Review

Review: Dice

Reviewed by Greg Fleming


'Baylis brings an academic’s rigour to Dice; the courtroom questioning of the complainants is relayed in detail but more interesting is how this is filtered through the various personalities on the jury and how each hears and sees the same scene differently. In doing so, Baylis examines issues of race, justice, bias and class.'

Dice, Claire Baylis’ debut novel, takes readers into the jury room for deliberations after the trial of four teenage boys accused of multiple sexual offences against three girls. Their fate, and that of the three alleged victims, lies in the hands of a jury of 12 ordinary New Zealanders. 

Baylis worked as a law lecturer and academic before trying her hand as a novelist_. Dice_ has been five years in the making, written as part of a PhD in creative writing at Victoria University of Wellington Te Herenga Waka. After reading it, many readers may question whether trial by jury remains the best way to try such a case (Baylis has said in an interview that she’d opt for trial by judge).

After moving to Rotorua, where Dice is set, Baylis was an interviewer for a trans-Tasman jury study and as such is one of the few people to have interviewed real jurors about their experience. Although the case in her novel is fictional, many readers will note similarities to the Roast Busters, which involved a group of young men in Auckland who were accused of intoxicating underage girls in order to have sex with them.

The trial in Dice centres around four teenage boys who, with help from a 70s cult novel Luke Rhinehart’s The Dice Man and the British teen show Skins, concoct a sex game that’s determined by a throw of a die.  If you throw a one you had to kiss the girl, two cop “a feel,” right on up to sex if you rolled a six; a game their lawyers want to pass off as a boyish prank but one that has lasting impacts on the female victims.

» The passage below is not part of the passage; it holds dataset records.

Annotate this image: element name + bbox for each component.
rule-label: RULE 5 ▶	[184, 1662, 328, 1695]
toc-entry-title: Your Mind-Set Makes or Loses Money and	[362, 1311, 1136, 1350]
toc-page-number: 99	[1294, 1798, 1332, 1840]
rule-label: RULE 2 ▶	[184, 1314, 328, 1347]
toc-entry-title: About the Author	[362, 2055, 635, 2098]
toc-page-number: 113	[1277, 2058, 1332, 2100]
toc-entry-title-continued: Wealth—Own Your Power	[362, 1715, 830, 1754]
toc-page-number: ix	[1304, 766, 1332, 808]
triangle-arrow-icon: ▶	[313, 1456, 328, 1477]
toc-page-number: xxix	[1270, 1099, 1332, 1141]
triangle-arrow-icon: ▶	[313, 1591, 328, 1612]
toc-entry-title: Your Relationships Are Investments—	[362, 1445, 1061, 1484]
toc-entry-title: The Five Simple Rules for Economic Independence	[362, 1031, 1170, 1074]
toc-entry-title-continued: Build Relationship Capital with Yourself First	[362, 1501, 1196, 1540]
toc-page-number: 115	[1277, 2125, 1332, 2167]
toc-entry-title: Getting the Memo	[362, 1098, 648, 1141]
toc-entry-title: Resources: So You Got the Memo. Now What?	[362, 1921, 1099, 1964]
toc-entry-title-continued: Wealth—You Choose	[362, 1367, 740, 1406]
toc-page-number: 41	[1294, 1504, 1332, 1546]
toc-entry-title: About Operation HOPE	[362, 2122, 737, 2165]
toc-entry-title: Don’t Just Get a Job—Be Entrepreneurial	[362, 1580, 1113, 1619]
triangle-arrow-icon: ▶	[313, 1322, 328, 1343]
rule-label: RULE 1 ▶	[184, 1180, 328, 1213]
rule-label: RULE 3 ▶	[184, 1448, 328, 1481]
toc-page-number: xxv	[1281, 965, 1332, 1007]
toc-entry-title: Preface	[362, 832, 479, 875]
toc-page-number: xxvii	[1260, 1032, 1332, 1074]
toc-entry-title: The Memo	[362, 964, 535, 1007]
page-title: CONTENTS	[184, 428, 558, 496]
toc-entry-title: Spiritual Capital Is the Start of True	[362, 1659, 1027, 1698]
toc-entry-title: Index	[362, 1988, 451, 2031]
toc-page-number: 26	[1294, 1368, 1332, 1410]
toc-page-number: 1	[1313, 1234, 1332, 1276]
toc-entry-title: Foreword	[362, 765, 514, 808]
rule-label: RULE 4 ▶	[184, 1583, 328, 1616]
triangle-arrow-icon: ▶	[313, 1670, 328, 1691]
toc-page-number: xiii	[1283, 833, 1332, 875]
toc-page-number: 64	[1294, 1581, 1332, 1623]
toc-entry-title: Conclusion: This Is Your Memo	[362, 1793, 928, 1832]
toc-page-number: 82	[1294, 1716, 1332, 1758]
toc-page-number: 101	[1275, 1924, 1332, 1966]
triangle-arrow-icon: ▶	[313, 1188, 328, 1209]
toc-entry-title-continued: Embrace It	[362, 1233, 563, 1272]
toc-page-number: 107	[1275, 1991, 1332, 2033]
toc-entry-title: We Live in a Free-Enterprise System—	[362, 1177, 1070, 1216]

Baylis brings an academic’s rigour to Dice; the courtroom questioning of the complainants is relayed in detail but more interesting is how this is filtered through the various personalities on the jury and how each hears and sees the same scene differently.  In doing so, Baylis examines issues of race, justice, bias and class.

We watch, along with the jurors, while each lawyer essentially re-victimises the complainants with their questions: ‘The girl kept saying no, and the lawyer kept telling the story as if she hadn’t even spoken, and her answers got quieter and quieter.’ Another witness the jury, ‘Look at him - he’s not a rapist… he is a good-looking boy. He doesn’t need to force himself on girls, by any stretch of the imagination.’

Baylis seems to be saying our justice system is broken and is particularly unsuited for sexual assault cases in the social media age  especially where women are concerned. If the trial scenes can get a little claustrophobic it’s the scenes outside the courtroom, where we learn more about the jurors’ personal lives, that resonate. 

Each gets their own chapter.There’s a dishwasher, a would-be Commonwealth Games swimmer, an elderly man caring for his sick wife, a woman whose experience as a juror brings up trauma from her own past.  But the first chapter, perhaps the strongest of them all, focuses on a father of a teenage boy who discovers his son is having sex with his underage girlfriend. It gets the book off to an intriguing start but it’s a narrative that isn’t really developed and, in many ways, seemed part of another novel.

Owing to its heavy subject matter and the sheer number of characters involved, Dice isn’t an easy book to settle into but for those who persevere it possesses an icy power.